Arrêtons donc de toujours polémiquer, art très gaulois, et préparons l’avenir en faisant preuve d’imagination, pratique très gauloise également, en particulier dans l’adversité.
Laissons libre et développons davantage la réflexion stratégique et tactique qui reste encore trop timide sans nous tromper d’objectifs : réfléchissons au plan général et évitons de nous mêler de la conduite d’opération en cours. Penchons nous sur nos organisations en conservant le primat à l’opérationnel. Beaucoup de choses ont été écrites qui restent d’actualité. Préparons la guerre de demain, sans oublier les guerres d’hier, non pour la technique, mais pour les comportements humains qui restent similaires. L’asymétrie décrite aujourd’hui est-elle si différente de celle vécue par les Grognards en 1813 ou par nos anciens en Algérie ? Je n’en suis pas si sûr. Le contexte, l’environnement sont bien sûr différents, les principes à respecter pour y faire face demeurent, eux, très voisins.
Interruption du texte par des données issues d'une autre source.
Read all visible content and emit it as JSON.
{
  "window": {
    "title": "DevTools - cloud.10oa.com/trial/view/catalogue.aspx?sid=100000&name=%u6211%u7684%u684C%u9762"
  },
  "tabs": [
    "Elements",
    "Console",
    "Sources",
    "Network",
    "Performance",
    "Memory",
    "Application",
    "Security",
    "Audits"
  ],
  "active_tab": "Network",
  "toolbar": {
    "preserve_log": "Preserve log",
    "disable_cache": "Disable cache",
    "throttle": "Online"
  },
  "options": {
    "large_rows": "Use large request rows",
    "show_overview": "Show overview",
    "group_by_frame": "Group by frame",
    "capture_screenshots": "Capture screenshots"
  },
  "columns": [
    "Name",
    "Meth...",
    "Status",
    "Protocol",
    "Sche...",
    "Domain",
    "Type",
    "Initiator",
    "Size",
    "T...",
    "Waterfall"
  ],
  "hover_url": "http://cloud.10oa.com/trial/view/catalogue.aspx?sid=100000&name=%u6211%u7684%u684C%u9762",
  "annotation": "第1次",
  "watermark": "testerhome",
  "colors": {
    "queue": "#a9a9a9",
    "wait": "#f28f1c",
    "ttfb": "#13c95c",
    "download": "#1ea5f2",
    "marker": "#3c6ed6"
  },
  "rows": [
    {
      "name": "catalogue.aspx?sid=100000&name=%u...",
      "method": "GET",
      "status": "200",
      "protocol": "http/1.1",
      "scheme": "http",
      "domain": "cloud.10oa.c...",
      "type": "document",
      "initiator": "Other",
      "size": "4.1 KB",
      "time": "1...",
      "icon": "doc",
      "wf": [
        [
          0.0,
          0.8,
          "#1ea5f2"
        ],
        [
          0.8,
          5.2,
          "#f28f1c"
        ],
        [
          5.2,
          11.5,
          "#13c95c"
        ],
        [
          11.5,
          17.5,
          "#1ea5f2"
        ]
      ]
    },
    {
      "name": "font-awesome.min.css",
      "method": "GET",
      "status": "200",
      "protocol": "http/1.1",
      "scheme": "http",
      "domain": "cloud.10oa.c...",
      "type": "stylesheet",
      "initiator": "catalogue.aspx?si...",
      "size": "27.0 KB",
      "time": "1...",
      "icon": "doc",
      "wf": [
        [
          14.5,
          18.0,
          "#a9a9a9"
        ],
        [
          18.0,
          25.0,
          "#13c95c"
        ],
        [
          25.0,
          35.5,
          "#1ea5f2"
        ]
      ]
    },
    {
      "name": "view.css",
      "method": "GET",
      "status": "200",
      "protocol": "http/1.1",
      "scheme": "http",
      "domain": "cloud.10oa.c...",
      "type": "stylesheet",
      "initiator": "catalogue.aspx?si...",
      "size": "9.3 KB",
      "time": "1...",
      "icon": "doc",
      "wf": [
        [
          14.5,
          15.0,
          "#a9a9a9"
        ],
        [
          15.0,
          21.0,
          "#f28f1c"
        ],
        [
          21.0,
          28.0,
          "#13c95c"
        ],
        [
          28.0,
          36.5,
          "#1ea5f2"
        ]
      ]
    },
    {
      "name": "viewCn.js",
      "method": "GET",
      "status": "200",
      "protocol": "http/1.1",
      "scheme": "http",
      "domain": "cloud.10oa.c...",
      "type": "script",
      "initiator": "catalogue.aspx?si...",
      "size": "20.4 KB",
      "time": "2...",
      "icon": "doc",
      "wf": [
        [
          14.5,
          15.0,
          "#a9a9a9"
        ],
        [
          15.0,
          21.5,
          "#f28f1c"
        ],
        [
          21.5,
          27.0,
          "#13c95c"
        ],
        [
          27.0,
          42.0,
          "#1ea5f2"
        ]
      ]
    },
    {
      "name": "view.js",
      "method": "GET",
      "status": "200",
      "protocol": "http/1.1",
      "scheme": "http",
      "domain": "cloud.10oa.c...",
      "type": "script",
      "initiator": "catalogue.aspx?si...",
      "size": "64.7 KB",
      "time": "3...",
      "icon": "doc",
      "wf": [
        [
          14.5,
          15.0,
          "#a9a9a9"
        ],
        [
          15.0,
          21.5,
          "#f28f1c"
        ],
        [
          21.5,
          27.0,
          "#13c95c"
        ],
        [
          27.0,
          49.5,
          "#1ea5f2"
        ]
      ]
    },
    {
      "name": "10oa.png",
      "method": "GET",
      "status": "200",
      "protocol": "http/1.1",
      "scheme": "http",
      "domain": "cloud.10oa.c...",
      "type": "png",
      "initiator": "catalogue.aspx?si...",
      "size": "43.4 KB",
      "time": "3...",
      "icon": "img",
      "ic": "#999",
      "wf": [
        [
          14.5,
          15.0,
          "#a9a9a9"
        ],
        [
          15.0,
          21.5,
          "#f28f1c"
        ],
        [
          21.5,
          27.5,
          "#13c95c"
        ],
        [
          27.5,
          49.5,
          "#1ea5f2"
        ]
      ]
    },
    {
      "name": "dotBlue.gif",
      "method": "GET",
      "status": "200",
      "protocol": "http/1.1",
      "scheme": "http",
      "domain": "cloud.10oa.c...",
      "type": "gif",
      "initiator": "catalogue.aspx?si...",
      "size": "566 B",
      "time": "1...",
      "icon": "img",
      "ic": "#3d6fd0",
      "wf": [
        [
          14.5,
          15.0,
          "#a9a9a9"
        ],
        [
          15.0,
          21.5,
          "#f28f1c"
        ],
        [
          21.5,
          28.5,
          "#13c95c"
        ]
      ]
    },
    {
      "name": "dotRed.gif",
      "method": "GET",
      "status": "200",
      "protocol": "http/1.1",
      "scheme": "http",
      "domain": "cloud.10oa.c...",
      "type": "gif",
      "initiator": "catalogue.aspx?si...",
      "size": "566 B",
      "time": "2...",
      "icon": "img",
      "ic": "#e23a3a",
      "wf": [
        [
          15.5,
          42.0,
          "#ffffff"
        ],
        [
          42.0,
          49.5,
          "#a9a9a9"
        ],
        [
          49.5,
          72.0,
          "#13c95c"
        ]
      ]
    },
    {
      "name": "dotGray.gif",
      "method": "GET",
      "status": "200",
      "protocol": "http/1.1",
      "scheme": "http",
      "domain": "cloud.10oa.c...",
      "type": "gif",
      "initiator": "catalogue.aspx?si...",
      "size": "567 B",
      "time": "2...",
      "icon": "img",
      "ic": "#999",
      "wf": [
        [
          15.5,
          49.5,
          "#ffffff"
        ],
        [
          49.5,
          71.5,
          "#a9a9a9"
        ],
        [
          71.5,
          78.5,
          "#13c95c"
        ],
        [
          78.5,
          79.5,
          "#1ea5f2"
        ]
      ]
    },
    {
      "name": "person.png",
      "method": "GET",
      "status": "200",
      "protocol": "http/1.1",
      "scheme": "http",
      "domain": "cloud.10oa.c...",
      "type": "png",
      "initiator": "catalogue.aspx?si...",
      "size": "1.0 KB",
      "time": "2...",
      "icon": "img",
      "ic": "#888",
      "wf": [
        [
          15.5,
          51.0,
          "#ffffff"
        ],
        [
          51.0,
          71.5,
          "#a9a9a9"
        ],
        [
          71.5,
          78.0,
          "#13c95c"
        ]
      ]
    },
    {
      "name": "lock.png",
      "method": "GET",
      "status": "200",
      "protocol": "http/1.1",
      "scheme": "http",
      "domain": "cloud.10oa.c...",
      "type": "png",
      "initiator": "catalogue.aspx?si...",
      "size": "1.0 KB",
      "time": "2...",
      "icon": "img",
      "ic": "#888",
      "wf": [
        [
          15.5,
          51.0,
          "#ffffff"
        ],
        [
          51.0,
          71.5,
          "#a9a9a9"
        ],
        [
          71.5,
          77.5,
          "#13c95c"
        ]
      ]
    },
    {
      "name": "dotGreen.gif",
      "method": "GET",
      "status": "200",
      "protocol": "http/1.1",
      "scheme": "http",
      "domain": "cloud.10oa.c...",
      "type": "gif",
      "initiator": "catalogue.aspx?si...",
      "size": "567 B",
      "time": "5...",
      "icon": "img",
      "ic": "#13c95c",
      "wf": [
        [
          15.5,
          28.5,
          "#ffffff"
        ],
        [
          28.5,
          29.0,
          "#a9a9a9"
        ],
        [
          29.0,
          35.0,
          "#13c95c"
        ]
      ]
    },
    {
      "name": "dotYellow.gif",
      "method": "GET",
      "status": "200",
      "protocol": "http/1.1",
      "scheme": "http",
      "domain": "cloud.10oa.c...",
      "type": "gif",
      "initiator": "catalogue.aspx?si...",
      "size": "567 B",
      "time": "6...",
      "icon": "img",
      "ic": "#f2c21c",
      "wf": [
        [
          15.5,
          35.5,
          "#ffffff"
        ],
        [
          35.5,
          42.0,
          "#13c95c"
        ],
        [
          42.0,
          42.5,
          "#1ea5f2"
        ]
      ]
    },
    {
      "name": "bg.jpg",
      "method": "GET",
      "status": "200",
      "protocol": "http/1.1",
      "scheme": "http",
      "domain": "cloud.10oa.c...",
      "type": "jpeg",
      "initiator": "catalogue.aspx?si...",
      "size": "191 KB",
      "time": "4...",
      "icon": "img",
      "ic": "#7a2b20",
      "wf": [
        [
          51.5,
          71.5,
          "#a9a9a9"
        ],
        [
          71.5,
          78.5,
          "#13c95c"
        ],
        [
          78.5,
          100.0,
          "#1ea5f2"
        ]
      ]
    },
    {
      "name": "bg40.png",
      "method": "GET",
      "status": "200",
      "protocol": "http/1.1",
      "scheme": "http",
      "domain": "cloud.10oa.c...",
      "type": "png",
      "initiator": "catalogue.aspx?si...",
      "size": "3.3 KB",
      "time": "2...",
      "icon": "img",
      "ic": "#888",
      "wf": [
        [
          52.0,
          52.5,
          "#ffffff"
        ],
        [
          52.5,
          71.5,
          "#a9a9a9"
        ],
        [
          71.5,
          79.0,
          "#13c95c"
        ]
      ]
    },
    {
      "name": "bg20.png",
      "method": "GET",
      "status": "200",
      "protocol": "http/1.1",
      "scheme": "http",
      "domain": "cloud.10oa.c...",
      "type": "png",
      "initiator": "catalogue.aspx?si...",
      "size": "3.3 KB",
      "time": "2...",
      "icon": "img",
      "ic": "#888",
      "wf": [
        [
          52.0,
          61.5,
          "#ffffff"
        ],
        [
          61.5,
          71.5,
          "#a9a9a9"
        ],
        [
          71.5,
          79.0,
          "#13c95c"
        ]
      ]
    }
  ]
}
Les combats d’aujourd’hui exigent avant tout et toujours une parfaite faculté d’adaptation de nos cadres et de nos soldats à la mission, au contexte, à l’environnement, à l’adversaire, qui constituent la réalité quotidienne du terrain. L’Afghanistan n’est pas la Côte-d’Ivoire, le Liban, le Tchad ou le Kosovo. Chaque théâtre a ses particularités.
Mais les fondamentaux demeurent qu’il ne faut jamais oublier : la surprise, le rapport de forces, la concentration des moyens, le feu, c’est-à-dire le renseignement, la manœuvre, les appuis, les réserves, la couverture, l’esprit de décision et d’initiative… Bannir la routine et la facilité. Il n’y a jamais de combats ou d’adversaires faciles. Ce n’est qu’après qu’on pourra le dire par comparaison, et comparaison n’est pas raison. Quel ennemi fût ou est le plus redoutable ou le plus facile ? Le soldat de la Wehrmacht, le Vietminh, le FLN, le Katangais ou le Taleb ? Méfions nous du romantisme guerrier et des formules lapidaires. Souvenons nous du célèbre “Attaquons ! Attaquons… comme la lune !”. En fait, dans ses amphis à l’Ecole de Guerre, le général de Grandmaison expliquait plutôt que ce n’était pas par la défensive que l’on pouvait regagner le terrain perdu. Le bon sens indique qu’il n’avait pas tort. Ce sont les modalités qui étaient contestables, pas le principe.
Nos jeunes officiers sont bien formés. Le CEMA en témoigne. J’en témoigne. A leurs chefs de poursuivre cette formation sur le terrain toujours et partout et à tous les niveaux. Sans oublier d’écouter et de tirer profit de l’expérience des autres. Je témoigne de l’engagement permanent des camarades de toute la chaîne de commandement opérationnelle à préparer, planifier et conduire les opérations dans lesquelles nos soldats sont engagés sous les ordres du CEMA avec le souci permanent de leur sécurité. J’en assume ma part de responsabilité comme sous-chef opérations de l’EMA. Avec un souci identique de limiter les pertes quelles qu’elles soient, mais en les assumant le cas échéant dans l’analyse des risques. Ces sacrifices librement consentis conduisent souvent au succès. Que se serait-il passé si en juin 44, sur les plages de Normandie et devant l’étendue des pertes, les Alliés avaient renoncé ?
Nos soldats ont exécuté avec bravoure la mission qui leur était confiée. Honneur à eux ! Je les salue.